忽然,白小落的右手被人紧紧的攥住,那人低头,含住食指,吮吸出血的伤口…
白小落一惊,果然是苏沫。
“这么不小心?”苏沫深邃的眸子里看着白小落,有责怪有心疼。几个月不见,他明显的憔悴了很多。
“谁要你管?”白小落倔强的想挣脱苏沫如钳的大手,可苏沫却轻而易举的打开了白小落受伤的右手,熟练的打开工作台上白色的小医疗箱,拿出碘酒,胶带,创可贴:
“不要乱动,得赶紧包扎一下~”苏沫的声音不大,低微里透着金属的质感和磁性。
白小落乖乖的一动不动,任由苏沫温暖的手指在自己的指隙间绕来绕去。
“苏沫,苏沫~”伴随着软糯的声音,推门而来的是一个长发女孩。
苏沫没有应声,转身看见花架上有一束包扎好的玫瑰:
“这束花漂亮,送给你~”
女孩一脸诧异的看着苏沫:我对花过敏吗?你不知道吗?”
女孩瞄了一眼放在桌子上的冰滴咖啡,意味深长的看了看苏沫:“怪不得,非从电视台跑到这儿来,就是为了一杯同款的冰滴咖啡?”
“走了~”苏沫好像并不想解释,棱角分明的脸上多了几分愠色和冷峻,束了束风衣的领子,朝外走去。
其实苏沫并不是容城人,这儿是他的母亲乔月的家乡。
苏沫的父亲苏大伟是省城一中校长,母亲在学校图书馆工作,小时候苏沫就读于一中附属小学,一家三口的日子像蜜里调油,谁不羡慕呢?
当然母亲乔月年轻的时候是一个不折不扣的美人,粉里透红的鸭蛋脸上,嵌着一双水汪汪的大眼睛,晶莹透亮。

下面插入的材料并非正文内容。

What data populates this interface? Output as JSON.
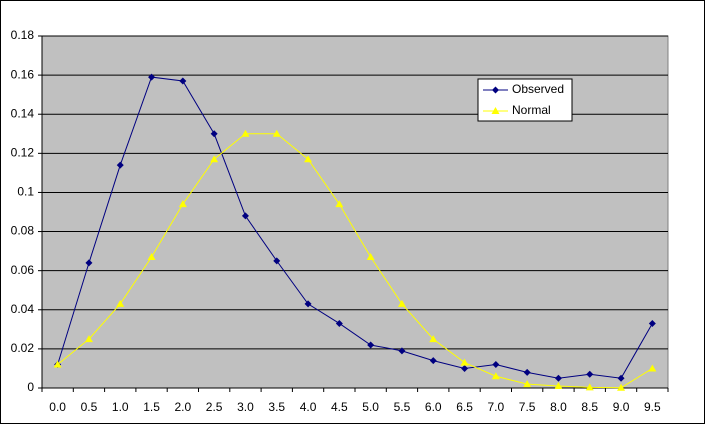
{
  "chart_data": {
    "type": "line",
    "categories": [
      "0.0",
      "0.5",
      "1.0",
      "1.5",
      "2.0",
      "2.5",
      "3.0",
      "3.5",
      "4.0",
      "4.5",
      "5.0",
      "5.5",
      "6.0",
      "6.5",
      "7.0",
      "7.5",
      "8.0",
      "8.5",
      "9.0",
      "9.5"
    ],
    "series": [
      {
        "name": "Observed",
        "color": "#000080",
        "marker": "diamond",
        "values": [
          0.012,
          0.064,
          0.114,
          0.159,
          0.157,
          0.13,
          0.088,
          0.065,
          0.043,
          0.033,
          0.022,
          0.019,
          0.014,
          0.01,
          0.012,
          0.008,
          0.005,
          0.007,
          0.005,
          0.033
        ]
      },
      {
        "name": "Normal",
        "color": "#ffff00",
        "marker": "triangle",
        "values": [
          0.012,
          0.025,
          0.043,
          0.067,
          0.094,
          0.117,
          0.13,
          0.13,
          0.117,
          0.094,
          0.067,
          0.043,
          0.025,
          0.013,
          0.006,
          0.002,
          0.001,
          0.0003,
          0.0001,
          0.01
        ]
      }
    ],
    "ylim": [
      0,
      0.18
    ],
    "yticks": [
      0,
      0.02,
      0.04,
      0.06,
      0.08,
      0.1,
      0.12,
      0.14,
      0.16,
      0.18
    ],
    "grid": true,
    "legend": "upper-right"
  }
}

当初乔月从容城追到省城,也终于如愿以偿的嫁给了自己的初恋-苏大伟。
只是天妒红颜,母亲乔月却在更年期内患上了严重的抑郁症。直到有一天,情绪无定的乔月在自家门口的拐弯处,不幸遭遇车祸。
母亲的离世,对年轻的苏沫来说,是从未有过的重创。而每一条熟悉的街道都会让思母心切的苏沫触景生情。苏沫的眼里,母亲乔月是一个性格温和的人,即使患上了严重的抑郁症,她依然是一个称职的贤妻良母。
身为一校之长的父亲苏大伟,或许因为工作太忙的缘故,在家的时间越来越少。特别是乔月得病之后,两人之间在家几乎是零交流。但苏沫心里清楚:那次不经意的撞见,那次少儿不宜的画面,让他对自己的父亲有了重新的定义和认知。
这世上,有些秘密是需要珍藏的,缠了又缠,裹了又裹,放在心底的最深处。夜深人静的时候小心翼翼的打开,细细的品味,慢慢的舔舐,像极了老酒愈久愈醇。